Initially, all the fun for me with Stable diffusion was with txt2img – you type what you want to see and it attempts to make you a picture of that.
Then you discover img2img.
You take an exisiting image (or one you just generated using txt2img), and modify it using a text prompt. You can control how much of the original image it uses and how artistic it gets with your text input.
Well, that sounds like fun!
Being a closet narcissist that immediately meant experimenting with images of myself. Perhaps, as the image at the head of this post will surely show, it would be possible to make myself look cooler & more handsome!
I very quickly discovered that method wasn’t going to get me what I wanted. Not enough control, not enough scope, fun but ultimately unsatisfying.
That’s when I discovered Dreambooth, a way to train a version of the Stable Diffusion model using images of a person, so that you could add their name (or some other chosen word) to a prompt in txt2img generation and get that person in any style you could imagine.
Things in the AI art space are moving at a ridiculous pace, when I first became aware of Dreambooth you needed some serious GPU muscle (24GB of VRAM I seem to remember) to use it locally.
Four times what my aging GTX1060 has :(
Seemed I was out of luck.
(*Not true anymore, you can now run it locally on much less VRAM or your CPU, granted taking A LOT longer*)
Then I discovered Google Collab.
Another day of a steep learning curve and being right on the edge of what I could understand coding wise later and I could use the Shivam Shrirao implementation of Dreambooth in Google Collab to train a model on some photos of myself using free GPU time from Google over the web.
Then things started to get weird.
The first time I tried my newly trained model I got this:
I was speechless. A completely new photoreal picture of myself. WTAF?
(It was generated in the Google Collab right after my model finished training and I stupidly forgot to write down the exact prompt and seed used but it definitely was something about ‘wet plate photograph’)
Using the Stable Diffusion image search site lexica.art to discover interesting prompts I became (and still am!!!) obsessed with generating images of myself in various styles.
It’s an odd process, some prompts generate something amazing on the first try, others require several iterations until something stands out.
Inevitably some artists names creep in, though I have tried to remove them from my prompts whenever possible whilst still getting interesting results.
It quickly becomes clear why some artists names appear in SO many prompts though (Greg Rutkowski anyone?) as they do tend to generate some really beautiful images.
The ethics of this (discussed briefly in Part 2) however still leave me somewhat conflicted. I must admit I feel much less conflicted about it when generating images of myself, especially from artists who are no longer with us.
BELOW: A gallery of some of the images of myself generated locally using Dreambooth to train a version of the Stable Diffusion model
I was really enjoying these images, it’s pretty amazing to see these utterly new images of yourself appear from the latent space.

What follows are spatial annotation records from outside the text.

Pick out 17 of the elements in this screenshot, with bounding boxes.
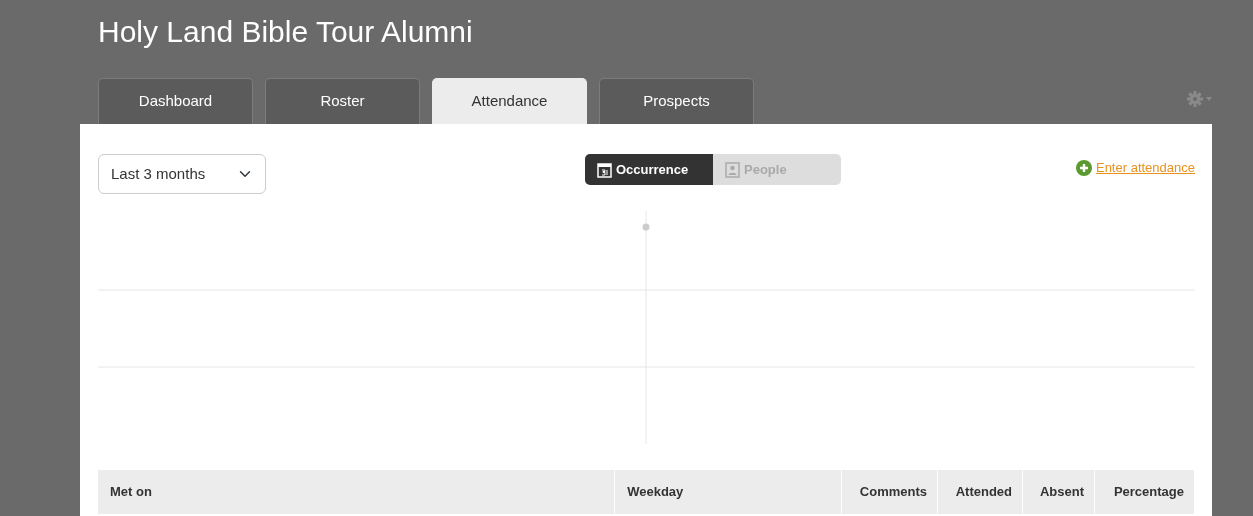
column-header: Met on bbox=[98, 470, 615, 514]
column-header: Weekday bbox=[614, 470, 842, 514]
column-header: Comments bbox=[841, 470, 938, 514]
period-select[interactable]: Last 3 months bbox=[98, 154, 266, 194]
calendar-icon bbox=[597, 161, 612, 178]
tab[interactable]: Dashboard bbox=[98, 78, 253, 124]
page-title: Holy Land Bible Tour Alumni bbox=[98, 14, 474, 50]
person-icon bbox=[725, 161, 740, 178]
column-header: Percentage bbox=[1094, 470, 1195, 514]
settings-icon[interactable] bbox=[1187, 91, 1213, 107]
add-icon bbox=[1075, 159, 1092, 176]
tab[interactable]: Attendance bbox=[432, 78, 587, 124]
tab[interactable]: Prospects bbox=[599, 78, 754, 124]
tab[interactable]: Roster bbox=[265, 78, 420, 124]
column-header: Absent bbox=[1022, 470, 1095, 514]
column-header: Attended bbox=[937, 470, 1023, 514]
view-toggle-button[interactable]: Occurrence bbox=[585, 154, 713, 185]
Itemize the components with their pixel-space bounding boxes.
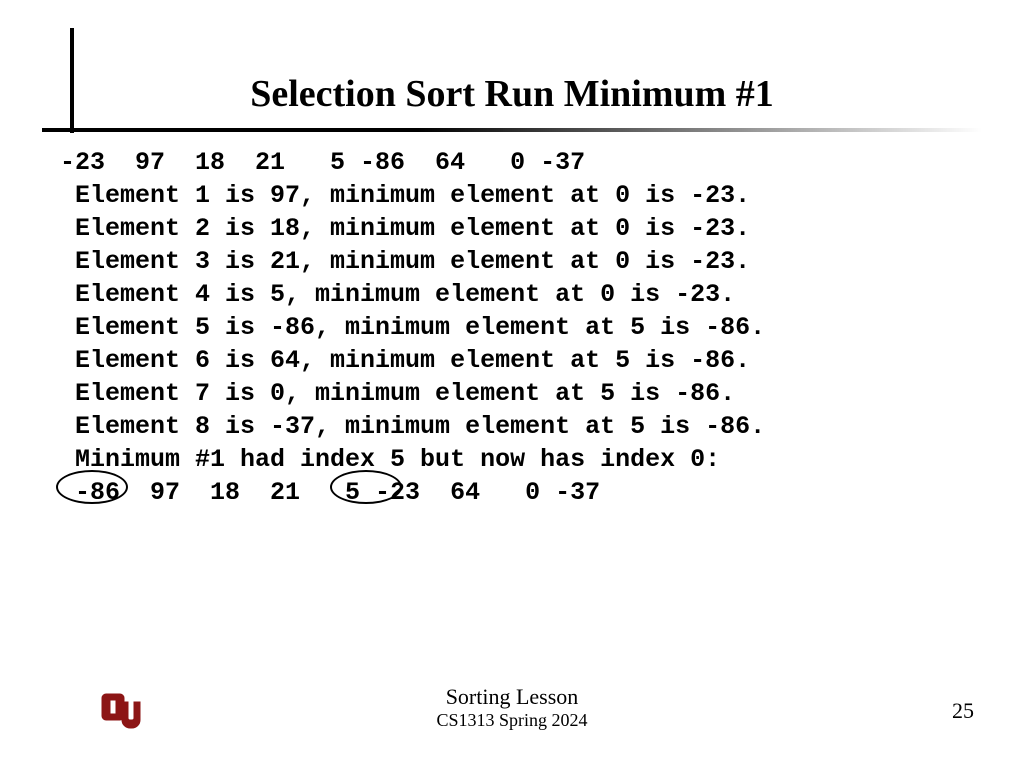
decoration-horizontal-line	[42, 128, 982, 132]
footer-center: Sorting Lesson CS1313 Spring 2024	[0, 684, 1024, 732]
slide-title: Selection Sort Run Minimum #1	[0, 72, 1024, 116]
circle-annotation-swapped-1	[56, 470, 128, 504]
code-output-block: -23 97 18 21 5 -86 64 0 -37 Element 1 is…	[60, 146, 765, 509]
slide: Selection Sort Run Minimum #1 -23 97 18 …	[0, 0, 1024, 768]
page-number: 25	[952, 698, 974, 724]
footer-course: CS1313 Spring 2024	[0, 710, 1024, 732]
footer-lesson-title: Sorting Lesson	[0, 684, 1024, 710]
circle-annotation-swapped-2	[330, 470, 402, 504]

Of all of the ones I’ve produced so far, this one sticks in my mind:
A prompt stolen from lexica.art and unfortunately containing a long list of artists (NOT Mr Rutkowski though:).
It is however probably the one image in these experiments that feels most like looking in a very flattering mirror in an alternate universe.
It is the one I keep coming back to.
I’m not sure what it is about it, but it speaks to me as much as if it was painted by a human artist, it captures something about “me” that is frankly a little scary.
The implications of this technology became very personal and real.
I unashamedly fucking love it and I thank every one of the artists who appear in the prompt for producing all their beautiful work to make it possible.
I haven’t even begun to discuss inpainting – don’t like one small element in a picture? mask it and ask the model to replace just that part and outpainting – 512×512 not doing it for you? add more pixels on any or all of the sides exactly matching the original picture.
It was of course not long until I took my new Dreambooth model and applied it to what I’d learnt about Deforum animations. Throw in a dash of some use of EbSynth and what I can already do in After Effects and volia.
Jaw on the floor time for the 100th time.
I owe a big debt to the people in the Stable Diffusion Reddit forum and Discord, The Deforum discord, AItrepreneur YouTube channel, Olivio Sarikas YouTube channel, Enigmatic_E YouTube channel, Nerdy Rodent YouTube channel, Sebastian Kamph YouTube channel and everyone who is developing these tools, new workflows and problem-solving in the community. And of course to all the artists whose work the model has been trained on (mine included).
It is because of all these people that I have been able to do any of this and to realise how much more there is to learn and explore.
I’m barely scaping the surface.
It’s been, and continues to be, one of the most exciting, inspiring and downright fun technologies to come along in some time.
I’m hooked and excited for what developments the amazing open source community comes up with next!